和裁初級1 着物が仕立てあがるまでの工程
最低限必要な日にち
- 着物の反物は仕立て屋がすぐに作業にかかれる反物と反物の整理をしてから仕立て屋が作業にはいれる反物とに分かれます。
- 反物の整理とは ゆのし ゆどおしのことです。
- そのほか必要に応じて 解き端縫い 紋入れ ガード加工 などを行う時もあります。
- 長着一枚仕立てあげるのに ゆのしやゆどうしに3日 仕立て屋さんに4日~5日は必要です。 全部で一週間ぐらいは最低必要です。
- 配送の関係で時間がかかる場合もあります。 紋いれなどの作業が加わればもう少しかかります。
悉皆屋 (しっかいや)
- 呉服屋さんの取引業者には必ず悉皆屋と呼ばれるお店があります。
- しみぬき 紋入れ ゆのし 湯通し 解き端縫い 色やけなおし 丸洗い 洗い張り 染め替えなど それぞれに専門家がいます。
- 呉服屋さんがそれぞれの専門家に作業を依頼するのは手間がかかります。悉皆屋さんは一手にこれらを引き受けて 必要に応じてそれぞれの専門家に作業を依頼します。
通常の仕立て期間は1カ月から
- 呉服屋さんの中には仕立てのお店に渡したらすべてを任せてしまうお店があります。
- 海外の縫製業者にまかせてしまうお店の事情はよくわかりませんが まとまった量がなければ 送料がかかりすぎて意味がありません。従って 海外縫製は 日本から送る作業や 戻って来た着物の点検作業が必ず必要です。
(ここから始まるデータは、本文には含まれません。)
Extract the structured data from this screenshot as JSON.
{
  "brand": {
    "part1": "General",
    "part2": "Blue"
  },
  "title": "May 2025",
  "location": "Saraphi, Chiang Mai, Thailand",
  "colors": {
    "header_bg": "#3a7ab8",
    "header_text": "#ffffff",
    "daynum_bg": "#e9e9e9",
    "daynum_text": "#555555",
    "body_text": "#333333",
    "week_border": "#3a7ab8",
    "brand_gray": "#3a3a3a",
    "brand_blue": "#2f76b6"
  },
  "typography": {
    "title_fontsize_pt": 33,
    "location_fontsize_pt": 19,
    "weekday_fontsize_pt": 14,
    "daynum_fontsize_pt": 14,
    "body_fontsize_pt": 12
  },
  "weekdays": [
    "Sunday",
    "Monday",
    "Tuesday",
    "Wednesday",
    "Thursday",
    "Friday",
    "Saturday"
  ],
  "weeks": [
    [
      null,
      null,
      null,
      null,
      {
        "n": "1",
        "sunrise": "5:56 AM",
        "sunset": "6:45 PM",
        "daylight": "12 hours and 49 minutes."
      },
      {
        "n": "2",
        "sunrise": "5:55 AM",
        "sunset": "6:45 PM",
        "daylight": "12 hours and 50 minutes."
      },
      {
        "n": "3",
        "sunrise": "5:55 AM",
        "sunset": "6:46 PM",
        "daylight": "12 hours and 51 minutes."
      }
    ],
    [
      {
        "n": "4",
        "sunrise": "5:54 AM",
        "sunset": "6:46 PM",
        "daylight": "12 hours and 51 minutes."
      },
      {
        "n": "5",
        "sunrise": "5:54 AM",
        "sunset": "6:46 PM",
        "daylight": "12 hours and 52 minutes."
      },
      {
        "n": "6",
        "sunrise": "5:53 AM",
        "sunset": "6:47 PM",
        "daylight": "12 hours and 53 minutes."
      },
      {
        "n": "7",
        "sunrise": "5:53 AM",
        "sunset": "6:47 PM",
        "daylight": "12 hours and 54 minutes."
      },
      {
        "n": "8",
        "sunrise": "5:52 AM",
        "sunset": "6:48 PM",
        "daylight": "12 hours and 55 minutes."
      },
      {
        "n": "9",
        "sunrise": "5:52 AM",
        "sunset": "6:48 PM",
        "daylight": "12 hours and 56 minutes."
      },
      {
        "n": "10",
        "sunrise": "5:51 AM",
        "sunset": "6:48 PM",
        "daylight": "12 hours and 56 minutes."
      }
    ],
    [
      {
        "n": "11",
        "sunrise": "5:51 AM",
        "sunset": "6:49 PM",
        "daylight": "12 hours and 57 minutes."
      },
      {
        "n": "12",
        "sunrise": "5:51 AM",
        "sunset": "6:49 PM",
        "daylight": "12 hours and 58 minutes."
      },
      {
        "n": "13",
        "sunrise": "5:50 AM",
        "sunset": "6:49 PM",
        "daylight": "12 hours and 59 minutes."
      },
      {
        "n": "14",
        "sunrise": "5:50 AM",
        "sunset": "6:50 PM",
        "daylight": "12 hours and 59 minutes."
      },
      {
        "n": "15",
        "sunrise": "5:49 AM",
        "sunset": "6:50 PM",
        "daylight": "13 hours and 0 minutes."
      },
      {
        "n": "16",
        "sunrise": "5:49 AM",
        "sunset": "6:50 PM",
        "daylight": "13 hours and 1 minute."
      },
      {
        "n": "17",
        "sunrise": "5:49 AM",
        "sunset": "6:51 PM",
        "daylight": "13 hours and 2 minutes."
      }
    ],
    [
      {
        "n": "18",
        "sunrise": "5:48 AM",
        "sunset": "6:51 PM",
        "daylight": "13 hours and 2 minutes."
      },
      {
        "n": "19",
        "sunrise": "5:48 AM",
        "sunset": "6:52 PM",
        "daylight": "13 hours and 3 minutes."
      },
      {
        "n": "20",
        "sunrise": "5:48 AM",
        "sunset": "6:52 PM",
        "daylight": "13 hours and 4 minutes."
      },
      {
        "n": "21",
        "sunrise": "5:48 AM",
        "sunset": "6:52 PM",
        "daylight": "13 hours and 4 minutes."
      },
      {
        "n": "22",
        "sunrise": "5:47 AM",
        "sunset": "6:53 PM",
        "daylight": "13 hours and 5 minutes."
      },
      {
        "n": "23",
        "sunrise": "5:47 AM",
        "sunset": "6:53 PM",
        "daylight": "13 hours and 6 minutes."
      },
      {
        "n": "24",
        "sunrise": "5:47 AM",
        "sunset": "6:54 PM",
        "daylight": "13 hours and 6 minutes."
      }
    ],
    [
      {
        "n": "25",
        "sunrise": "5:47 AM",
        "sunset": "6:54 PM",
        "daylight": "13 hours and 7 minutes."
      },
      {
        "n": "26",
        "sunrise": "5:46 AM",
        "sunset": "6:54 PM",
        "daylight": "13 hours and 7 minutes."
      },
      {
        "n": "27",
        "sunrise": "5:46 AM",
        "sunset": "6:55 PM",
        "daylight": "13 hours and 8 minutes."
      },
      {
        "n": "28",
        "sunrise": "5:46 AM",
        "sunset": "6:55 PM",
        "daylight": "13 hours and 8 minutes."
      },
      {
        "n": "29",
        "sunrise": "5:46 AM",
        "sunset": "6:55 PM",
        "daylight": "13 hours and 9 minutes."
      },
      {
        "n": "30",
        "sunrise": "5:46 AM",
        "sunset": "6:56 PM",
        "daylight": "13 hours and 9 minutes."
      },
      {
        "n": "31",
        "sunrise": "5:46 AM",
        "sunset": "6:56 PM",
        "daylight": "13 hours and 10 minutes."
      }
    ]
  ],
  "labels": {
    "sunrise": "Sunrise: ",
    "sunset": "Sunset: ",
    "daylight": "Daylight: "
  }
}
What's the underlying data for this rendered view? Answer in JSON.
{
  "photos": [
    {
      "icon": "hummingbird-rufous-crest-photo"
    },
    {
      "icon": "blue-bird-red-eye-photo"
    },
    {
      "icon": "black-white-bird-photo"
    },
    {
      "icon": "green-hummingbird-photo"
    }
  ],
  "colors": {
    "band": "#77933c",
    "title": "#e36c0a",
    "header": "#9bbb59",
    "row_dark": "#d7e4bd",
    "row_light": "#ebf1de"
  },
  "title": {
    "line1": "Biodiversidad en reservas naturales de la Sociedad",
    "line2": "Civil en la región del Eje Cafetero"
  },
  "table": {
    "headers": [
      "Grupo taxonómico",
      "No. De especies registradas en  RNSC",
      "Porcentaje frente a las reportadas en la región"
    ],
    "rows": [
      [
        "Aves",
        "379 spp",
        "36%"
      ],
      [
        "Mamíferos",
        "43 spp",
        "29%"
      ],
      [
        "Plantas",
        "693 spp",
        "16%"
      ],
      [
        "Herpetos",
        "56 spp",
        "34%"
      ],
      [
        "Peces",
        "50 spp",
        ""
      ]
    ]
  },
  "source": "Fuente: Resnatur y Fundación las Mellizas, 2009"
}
- 湯のしや湯どおしは機械で行います。ある程度の量がまとまったら作業にはいるというのが現状です。反物一枚だけのために機械は動かせません。湯のし 湯どおしに3日といいましたが お店の事情で 時間がかかる場合もあります。
図で見る工程
昔は 呉服屋さんも仕立てをしていた
- 昔は「あら裁ち」をしてから呉服屋は仕立て屋に渡していました。「あら裁ち」とは「袖」「身頃」「衿衽」と大きく裁って、柄を決める行為です。
- この作業は呉服屋さんが商品を検品し、柄ゆきを考えていたということです。
- 「あら裁ち」をする呉服屋さんはそうそうないと思います。
- あら裁ちをすると生地の状態がわかるので、自社で販売する商品の良し悪しがわかる作業なのですが・・・。
マイ仕立て屋に依頼するを推奨する理由
- 残念ながら 呉服屋さんが細かく検品するということをしません。
- 呉服屋によって難の範囲はいろいろです。仕立てたら見えない難は 難とは見なさず そのまま縫うようにいう呉服屋があります。 外部の加工業者に任せてそれで満足のお店もあります。
- 難をなおす技術は高いので 仕立てあがってからなおします。といわれると 仕立て屋は縫製作業にはいるしかありません。
- 呉服屋さんと利害関係のない仕立て屋に縫製を依頼すると縫製前に難を聞くことができます。
- 呉服屋の立場からすると 自社と取引していない仕立て屋がシミをつけて 最初からあったようにクレームをつけられては困ります。縫製は自社の取引している仕立て屋でという方ことが多いのです。
- 難がなければ 誰に仕立てられてもかまわないはずです。